As described above, according to the present invention, the horizontal transfer clock can perform high-speed shooting at the same frequency as in the normal shooting mode, which is N times as high as the normal shooting mode. Therefore, the power consumption of the horizontal drive circuit is not increased. High-speed shooting and slow-motion playback can be realized with a simple circuit configuration.

[Brief description of drawings]

FIG. 1 is a diagram showing a solid-state imaging device unit according to an embodiment of the present invention.

FIG. 2 is a time chart during normal shooting.

FIG. 3 is a time chart at the time of 2 × high-speed shooting.

FIG. 4 is a schematic diagram of a 2 × high-speed captured image.

FIG. 5 is a block diagram in the present embodiment.

FIG. 6 is a schematic diagram at the time of 4 × high-speed shooting.

FIG. 7 is a time chart at the time of 4 × high-speed shooting.

FIG. 8 is a block diagram of another embodiment.

FIG. 9 is a diagram showing a rearrangement circuit.

FIG. 10 is a time chart of memory write control.

FIG. 11 is a time chart of memory read control.

FIG. 12 is a diagram showing a solid-state imaging device unit according to another embodiment of the present invention.

FIG. 13 is a time chart of 4 × high-speed shooting in another example.

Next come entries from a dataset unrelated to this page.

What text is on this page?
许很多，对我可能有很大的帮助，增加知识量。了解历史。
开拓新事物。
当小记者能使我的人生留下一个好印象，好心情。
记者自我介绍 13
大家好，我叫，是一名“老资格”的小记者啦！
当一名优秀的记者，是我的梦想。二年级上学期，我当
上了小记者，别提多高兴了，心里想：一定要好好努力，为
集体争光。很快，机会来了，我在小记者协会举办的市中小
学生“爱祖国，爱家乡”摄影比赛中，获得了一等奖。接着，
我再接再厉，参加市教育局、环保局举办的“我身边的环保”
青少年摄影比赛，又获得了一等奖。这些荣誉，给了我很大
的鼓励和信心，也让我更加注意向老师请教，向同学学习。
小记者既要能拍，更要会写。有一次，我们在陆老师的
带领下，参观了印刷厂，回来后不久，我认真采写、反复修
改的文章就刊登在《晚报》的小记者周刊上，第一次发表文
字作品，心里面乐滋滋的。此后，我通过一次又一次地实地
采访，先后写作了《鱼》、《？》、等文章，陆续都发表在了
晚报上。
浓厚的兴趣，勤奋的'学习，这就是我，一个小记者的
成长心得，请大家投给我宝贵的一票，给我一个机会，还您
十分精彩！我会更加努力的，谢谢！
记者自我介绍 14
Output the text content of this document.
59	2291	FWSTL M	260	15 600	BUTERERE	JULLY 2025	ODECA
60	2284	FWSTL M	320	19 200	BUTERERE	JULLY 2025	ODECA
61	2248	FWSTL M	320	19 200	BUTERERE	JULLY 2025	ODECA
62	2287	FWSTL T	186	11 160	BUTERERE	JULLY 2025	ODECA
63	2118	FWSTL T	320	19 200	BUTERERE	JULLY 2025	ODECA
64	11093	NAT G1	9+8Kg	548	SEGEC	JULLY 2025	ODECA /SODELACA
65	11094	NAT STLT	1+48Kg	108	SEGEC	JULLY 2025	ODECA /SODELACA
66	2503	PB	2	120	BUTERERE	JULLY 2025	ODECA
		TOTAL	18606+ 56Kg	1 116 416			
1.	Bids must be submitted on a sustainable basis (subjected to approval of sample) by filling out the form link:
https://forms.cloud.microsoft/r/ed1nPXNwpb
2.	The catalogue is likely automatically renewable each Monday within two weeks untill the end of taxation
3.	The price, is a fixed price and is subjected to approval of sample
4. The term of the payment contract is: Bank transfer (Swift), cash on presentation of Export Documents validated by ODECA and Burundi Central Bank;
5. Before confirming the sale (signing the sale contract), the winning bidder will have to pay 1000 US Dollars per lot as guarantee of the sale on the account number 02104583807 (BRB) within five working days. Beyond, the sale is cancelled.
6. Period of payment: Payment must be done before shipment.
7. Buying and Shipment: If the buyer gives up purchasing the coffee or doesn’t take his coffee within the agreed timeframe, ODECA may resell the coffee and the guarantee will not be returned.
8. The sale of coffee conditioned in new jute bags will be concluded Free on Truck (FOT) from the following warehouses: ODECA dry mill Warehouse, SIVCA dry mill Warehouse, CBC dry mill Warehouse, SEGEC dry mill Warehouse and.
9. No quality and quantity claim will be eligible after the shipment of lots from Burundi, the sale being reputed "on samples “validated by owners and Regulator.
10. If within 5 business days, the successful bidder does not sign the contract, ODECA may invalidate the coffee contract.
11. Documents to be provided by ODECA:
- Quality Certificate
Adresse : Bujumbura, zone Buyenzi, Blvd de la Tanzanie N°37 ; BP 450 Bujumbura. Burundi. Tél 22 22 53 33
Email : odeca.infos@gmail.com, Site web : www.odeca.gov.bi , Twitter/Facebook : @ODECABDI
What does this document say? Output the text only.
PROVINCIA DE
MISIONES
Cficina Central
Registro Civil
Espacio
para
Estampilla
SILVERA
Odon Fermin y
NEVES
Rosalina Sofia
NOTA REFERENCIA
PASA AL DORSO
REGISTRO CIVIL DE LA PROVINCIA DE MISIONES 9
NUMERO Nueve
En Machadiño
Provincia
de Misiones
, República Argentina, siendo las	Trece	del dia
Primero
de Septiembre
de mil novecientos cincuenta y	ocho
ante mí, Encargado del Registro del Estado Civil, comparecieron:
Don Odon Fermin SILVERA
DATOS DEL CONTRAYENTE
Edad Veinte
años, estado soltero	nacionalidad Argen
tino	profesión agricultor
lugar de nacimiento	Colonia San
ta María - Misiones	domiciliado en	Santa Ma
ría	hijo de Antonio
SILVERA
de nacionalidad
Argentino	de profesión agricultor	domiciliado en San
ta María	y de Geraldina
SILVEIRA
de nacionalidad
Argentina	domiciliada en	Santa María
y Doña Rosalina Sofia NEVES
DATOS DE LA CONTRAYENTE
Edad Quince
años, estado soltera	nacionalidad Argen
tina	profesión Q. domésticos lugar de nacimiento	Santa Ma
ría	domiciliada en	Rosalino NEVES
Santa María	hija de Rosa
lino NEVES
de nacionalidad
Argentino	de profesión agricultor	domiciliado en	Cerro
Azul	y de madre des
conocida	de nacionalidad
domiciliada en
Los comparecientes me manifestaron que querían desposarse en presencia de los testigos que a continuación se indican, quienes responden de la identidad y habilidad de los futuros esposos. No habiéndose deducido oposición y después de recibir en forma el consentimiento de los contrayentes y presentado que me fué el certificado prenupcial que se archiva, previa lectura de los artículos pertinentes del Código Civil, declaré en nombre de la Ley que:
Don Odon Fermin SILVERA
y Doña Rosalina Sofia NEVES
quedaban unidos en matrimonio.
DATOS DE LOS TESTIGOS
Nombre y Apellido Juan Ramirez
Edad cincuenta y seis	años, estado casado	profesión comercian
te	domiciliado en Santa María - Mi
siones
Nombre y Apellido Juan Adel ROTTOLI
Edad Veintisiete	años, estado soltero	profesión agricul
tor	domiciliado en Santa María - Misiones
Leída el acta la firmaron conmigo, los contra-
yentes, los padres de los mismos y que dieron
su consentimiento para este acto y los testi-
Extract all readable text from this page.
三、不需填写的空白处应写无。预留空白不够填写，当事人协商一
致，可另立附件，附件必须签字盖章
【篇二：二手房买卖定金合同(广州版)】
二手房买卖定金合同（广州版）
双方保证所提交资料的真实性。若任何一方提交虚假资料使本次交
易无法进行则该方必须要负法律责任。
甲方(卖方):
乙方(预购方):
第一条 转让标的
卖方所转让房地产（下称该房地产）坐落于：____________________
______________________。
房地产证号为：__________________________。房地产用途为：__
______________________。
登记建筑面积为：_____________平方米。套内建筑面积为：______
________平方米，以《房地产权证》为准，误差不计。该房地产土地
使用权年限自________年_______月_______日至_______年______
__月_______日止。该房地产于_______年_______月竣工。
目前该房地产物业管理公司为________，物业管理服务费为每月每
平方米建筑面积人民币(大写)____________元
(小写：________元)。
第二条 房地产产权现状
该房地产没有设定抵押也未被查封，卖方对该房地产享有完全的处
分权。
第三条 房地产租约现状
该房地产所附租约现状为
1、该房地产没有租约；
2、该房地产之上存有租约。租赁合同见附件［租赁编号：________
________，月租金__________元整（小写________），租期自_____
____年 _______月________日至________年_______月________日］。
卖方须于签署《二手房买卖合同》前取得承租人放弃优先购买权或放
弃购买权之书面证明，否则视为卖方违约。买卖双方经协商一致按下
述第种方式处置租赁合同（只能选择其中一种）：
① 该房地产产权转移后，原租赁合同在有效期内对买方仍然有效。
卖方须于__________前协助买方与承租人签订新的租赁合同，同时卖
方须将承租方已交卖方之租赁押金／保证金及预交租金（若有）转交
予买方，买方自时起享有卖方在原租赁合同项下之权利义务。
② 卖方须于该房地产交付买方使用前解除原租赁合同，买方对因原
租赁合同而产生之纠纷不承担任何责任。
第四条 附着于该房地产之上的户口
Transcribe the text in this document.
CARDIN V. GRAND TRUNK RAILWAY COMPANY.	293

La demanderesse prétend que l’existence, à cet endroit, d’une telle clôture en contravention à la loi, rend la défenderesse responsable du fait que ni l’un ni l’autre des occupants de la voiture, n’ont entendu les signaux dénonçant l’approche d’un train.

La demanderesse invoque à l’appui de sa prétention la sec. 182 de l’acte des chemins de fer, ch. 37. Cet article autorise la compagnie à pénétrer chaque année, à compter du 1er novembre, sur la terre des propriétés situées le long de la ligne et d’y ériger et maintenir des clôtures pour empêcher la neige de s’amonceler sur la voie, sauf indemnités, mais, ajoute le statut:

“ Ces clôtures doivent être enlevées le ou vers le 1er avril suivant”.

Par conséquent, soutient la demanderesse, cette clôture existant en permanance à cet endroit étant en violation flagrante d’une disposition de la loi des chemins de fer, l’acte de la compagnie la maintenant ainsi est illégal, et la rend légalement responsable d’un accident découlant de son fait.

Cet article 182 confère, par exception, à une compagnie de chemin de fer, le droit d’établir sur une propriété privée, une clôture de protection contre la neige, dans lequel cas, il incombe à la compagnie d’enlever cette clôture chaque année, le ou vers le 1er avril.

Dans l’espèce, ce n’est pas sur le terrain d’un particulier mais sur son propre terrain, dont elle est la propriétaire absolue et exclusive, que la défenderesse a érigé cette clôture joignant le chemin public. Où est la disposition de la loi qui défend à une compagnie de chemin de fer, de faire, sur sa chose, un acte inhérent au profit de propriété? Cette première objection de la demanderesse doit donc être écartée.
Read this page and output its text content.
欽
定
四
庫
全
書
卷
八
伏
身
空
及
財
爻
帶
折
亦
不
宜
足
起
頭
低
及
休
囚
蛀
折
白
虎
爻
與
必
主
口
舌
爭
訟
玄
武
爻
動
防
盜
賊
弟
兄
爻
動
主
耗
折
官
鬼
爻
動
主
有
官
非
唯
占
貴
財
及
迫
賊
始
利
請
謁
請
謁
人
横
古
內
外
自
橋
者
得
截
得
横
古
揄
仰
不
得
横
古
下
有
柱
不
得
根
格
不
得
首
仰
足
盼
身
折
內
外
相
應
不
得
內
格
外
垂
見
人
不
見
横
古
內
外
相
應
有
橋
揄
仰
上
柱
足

FIG. 14 is a block diagram of a recording / reproducing device.

[Explanation of symbols]

 1 Photodiode 2 Vertical transfer CCD 3 Vertical drive circuit 4 Horizontal transfer CCD 5 Horizontal drive circuit 6 Drain 7 Sweeping control gate 10 Vertical expansion circuit 12 Sorting circuit 14 Expansion circuit 17 Memory control circuit 18 Frame memory

Claims (3)

[Claims] 1. A vertical line for reading M charges accumulated in M photoelectric conversion elements N times (N is an integer of 2 or more) in one field period and transferring the read charges in a vertical direction. A transfer CCD and L horizontal transfer CCDs (L is an integer of 1 or more) for horizontally transferring the electric charges for one line transferred by the vertical transfer CCD in one horizontal scanning period.
And a drain for discharging unnecessary charges arranged in parallel to the horizontal transfer CCD and a vertical transfer pulse N times as many as the number of lines of the solid-state image sensor in the one field period. While supplying to the vertical transfer CCD, 1 / N × M of M charges are transferred by the horizontal transfer CCD, and (1-1 / N) × M charges are swept out to the drain. A high-speed imaging device comprising a drive circuit for driving the solid-state image sensor. 2. A solid-state image pickup device which outputs a charge accumulated at a cycle of 1 / N times one field (N is an integer of 2 or more) and which is provided with a drain for discharging unnecessary charges in parallel with a horizontal transfer CCD. Then, N vertical transfer pulses are output within one horizontal blanking period, and charges for one line of the N lines are transferred by the horizontal transfer CCD, and charges for the remaining (N-1) lines are Is a high-speed imaging device including a drive circuit that drives the solid-state imaging device so that the solid-state imaging device is swept out to the drain. 3. A means for obtaining a video signal for N screens reduced in one field period, a recording means for recording the video signal on a recording medium, and a speed of 1 / N at the time of recording on the recording medium. A recording / reproducing apparatus comprising: a driving unit that drives and a reproducing unit that reproduces a 1 / N times slow motion image from the recording medium.